Panelists discuss rise of China

The fall kickoff event for the sixth annual China-U.S. Symposium was held yesterday in the Terrace Room of Paige Hall. Panelists and audience members discussed the rise of China as an international power.

Although the symposium has previously been hosted in the spring, this year two events will be held — one in the spring and one in the fall — in order to provide students with more opportunities to connect with involved faculty members, according to Symposium Co-Director Lizzy Robinson.

“It’s a good opportunity for people to have a conversation with professors,” Robinson, a junior, said. “As much as the spring event is great, there is less dialogue.”

All four speakers at the event, titled “The Rise of China,” presented challenges they saw in China’s continuing growth.

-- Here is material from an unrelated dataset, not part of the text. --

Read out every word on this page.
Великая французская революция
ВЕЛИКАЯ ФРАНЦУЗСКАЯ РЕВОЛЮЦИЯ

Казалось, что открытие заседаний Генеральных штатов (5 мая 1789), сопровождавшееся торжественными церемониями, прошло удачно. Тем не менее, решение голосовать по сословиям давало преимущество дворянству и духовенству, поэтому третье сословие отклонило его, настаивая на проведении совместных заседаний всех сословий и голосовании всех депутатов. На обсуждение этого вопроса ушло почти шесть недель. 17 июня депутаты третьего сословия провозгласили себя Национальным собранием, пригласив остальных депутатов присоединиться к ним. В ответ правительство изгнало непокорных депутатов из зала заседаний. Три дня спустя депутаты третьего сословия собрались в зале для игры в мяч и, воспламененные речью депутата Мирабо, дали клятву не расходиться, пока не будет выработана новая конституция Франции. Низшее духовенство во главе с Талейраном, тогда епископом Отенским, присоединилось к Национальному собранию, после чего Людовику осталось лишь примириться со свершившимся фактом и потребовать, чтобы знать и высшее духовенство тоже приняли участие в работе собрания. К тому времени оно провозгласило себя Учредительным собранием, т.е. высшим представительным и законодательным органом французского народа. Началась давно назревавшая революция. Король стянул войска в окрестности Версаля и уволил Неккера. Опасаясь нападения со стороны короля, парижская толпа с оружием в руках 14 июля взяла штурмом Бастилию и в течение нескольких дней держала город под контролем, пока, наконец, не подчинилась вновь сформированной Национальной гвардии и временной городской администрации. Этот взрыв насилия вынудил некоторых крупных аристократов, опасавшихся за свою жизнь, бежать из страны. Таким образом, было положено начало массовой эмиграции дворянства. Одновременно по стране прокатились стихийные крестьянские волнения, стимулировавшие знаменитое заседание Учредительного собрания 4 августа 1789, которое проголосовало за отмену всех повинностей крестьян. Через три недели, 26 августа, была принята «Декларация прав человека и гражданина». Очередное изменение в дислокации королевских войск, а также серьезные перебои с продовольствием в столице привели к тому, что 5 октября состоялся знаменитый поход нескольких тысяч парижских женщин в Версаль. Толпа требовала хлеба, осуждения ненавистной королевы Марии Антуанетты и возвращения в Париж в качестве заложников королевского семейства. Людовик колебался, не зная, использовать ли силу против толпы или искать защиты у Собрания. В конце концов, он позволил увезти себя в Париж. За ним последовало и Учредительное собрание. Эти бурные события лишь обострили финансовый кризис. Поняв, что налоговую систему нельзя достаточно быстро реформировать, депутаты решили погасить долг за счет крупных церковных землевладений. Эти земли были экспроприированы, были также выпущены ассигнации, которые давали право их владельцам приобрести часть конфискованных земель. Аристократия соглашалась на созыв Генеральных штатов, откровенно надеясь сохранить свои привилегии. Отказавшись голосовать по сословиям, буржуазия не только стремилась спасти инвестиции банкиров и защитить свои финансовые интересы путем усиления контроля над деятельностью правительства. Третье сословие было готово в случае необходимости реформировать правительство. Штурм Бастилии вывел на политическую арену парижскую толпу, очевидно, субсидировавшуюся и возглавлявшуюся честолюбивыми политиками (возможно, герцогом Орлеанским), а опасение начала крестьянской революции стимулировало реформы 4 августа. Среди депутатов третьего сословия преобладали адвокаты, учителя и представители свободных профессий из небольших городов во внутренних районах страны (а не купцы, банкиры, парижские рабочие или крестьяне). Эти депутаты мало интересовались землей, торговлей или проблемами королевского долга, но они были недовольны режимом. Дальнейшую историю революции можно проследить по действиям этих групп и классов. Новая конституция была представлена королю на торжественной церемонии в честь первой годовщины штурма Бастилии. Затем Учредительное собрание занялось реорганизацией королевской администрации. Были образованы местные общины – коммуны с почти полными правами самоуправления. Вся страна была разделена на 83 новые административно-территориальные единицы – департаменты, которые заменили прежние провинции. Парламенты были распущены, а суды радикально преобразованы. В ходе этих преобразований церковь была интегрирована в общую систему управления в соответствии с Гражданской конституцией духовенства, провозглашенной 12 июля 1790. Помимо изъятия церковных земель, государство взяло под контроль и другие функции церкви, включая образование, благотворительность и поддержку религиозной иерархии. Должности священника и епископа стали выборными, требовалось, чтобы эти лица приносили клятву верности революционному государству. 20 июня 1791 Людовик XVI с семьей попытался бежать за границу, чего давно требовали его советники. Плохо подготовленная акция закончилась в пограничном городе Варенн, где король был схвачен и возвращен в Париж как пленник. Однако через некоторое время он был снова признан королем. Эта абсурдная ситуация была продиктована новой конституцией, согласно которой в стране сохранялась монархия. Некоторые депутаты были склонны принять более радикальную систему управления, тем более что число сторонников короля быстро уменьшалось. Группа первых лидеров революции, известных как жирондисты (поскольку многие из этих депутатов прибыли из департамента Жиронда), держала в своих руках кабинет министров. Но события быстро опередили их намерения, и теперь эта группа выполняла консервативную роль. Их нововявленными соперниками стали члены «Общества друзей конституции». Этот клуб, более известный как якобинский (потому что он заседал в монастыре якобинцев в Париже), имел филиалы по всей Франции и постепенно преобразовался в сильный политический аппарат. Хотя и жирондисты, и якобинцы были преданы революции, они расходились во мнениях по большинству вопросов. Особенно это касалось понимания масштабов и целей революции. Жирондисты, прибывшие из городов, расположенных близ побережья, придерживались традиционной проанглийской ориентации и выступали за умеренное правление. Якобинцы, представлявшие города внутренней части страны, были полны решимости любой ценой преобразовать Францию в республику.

Assistant Professor of Political Science Michael Beckley spoke first, addressing two often-overlooked factors in China’s growth — the nation’s geography and demography.

Beckley commented on China’s challenging geopolitical environment and unequal population distribution, where the small, oldest generation is followed by a huge baby-boomer generation, which is again followed by a small one-child generation.

“This doesn’t mean that China can’t continue to grow its economy, to prosper and to expand, but it does suggest that it is going to be much more difficult to continue to grow the economy as fast as it has been over the next 30 years compared to how it was over the last 30 years,” he said.

Assistant Professor of Chinese Foreign Relations at the Fletcher School of Law and Diplomacy Sulmaan Khan next presented what he believed to be evidence for a collapsing China. Currently, the country faces issues involving water, farmland, demographics, weak government, food prices and generational changes.

“As much as China’s rise has been a theme of concern for U.S. policy, I think some of our energy should be devoted to figuring out what might a collapsing China look like, how can that collapse be prevented, and if the worst does indeed happen, what America is going to do about it,” Khan said.

Xueping Zhong, director of the Chinese program at Tufts, started by playing a short clip from a documentary titled, “Filming a Land in Flux,” which depicts the changing landscape of China from the perspective of a moving train. The only panelist who did not specialize in political science, she instead described the cultural aspects of China, such as the internal debates that exist within the country.

“I think that China rising ... may not be on the minds of the Chinese, as much as I think [it may be on] the people outside’s, but that doesn’t mean that their thinking is less important,” Zhong said. “In fact, if one wants to understand if there is such a thing as China rising, it is better to understand what is being debated within China.”

Finally, Associate Professor of Government at Wesleyan University Mary Alice Haddad described China’s extreme environmental issues, which she believes present the most imminent and intense strains in the country.

“China’s environmental crisis is a global environmental crisis, not just a national one,” she said. “The sulfur dioxide in our air comes more from Chinese coal plants than it does from our own. It doesn’t just matter to the Chinese people, but it matters a lot to the Chinese people. In China, it is causing a health crisis, an economic crisis, a social crisis and a political crisis, and the Chinese government knows this.”

Haddad ended on a positive note, describing successful environmental campaigns within China that target the private and public sectors, and have resulted in relatively dramatic pro-environmental changes.

After the panel, 30 minutes were reserved for a lively question and answer session in which the speakers elaborated on their varying perspectives.

The spring event for the China-U.S. Symposium will be held in April of next year for those interested in discussing U.S. and China relations further.

Although throughout the panel, the focus was on the issues China faces in continuing to rise as an international power, Haddad joked that it was the U.S. government, and not China’s, that recently shut down due to internal disputes.

“In many ways the Chinese government is operating a lot better than our own government,” Haddad said. “China has bigger problems, but in some ways they are more functional than we are.”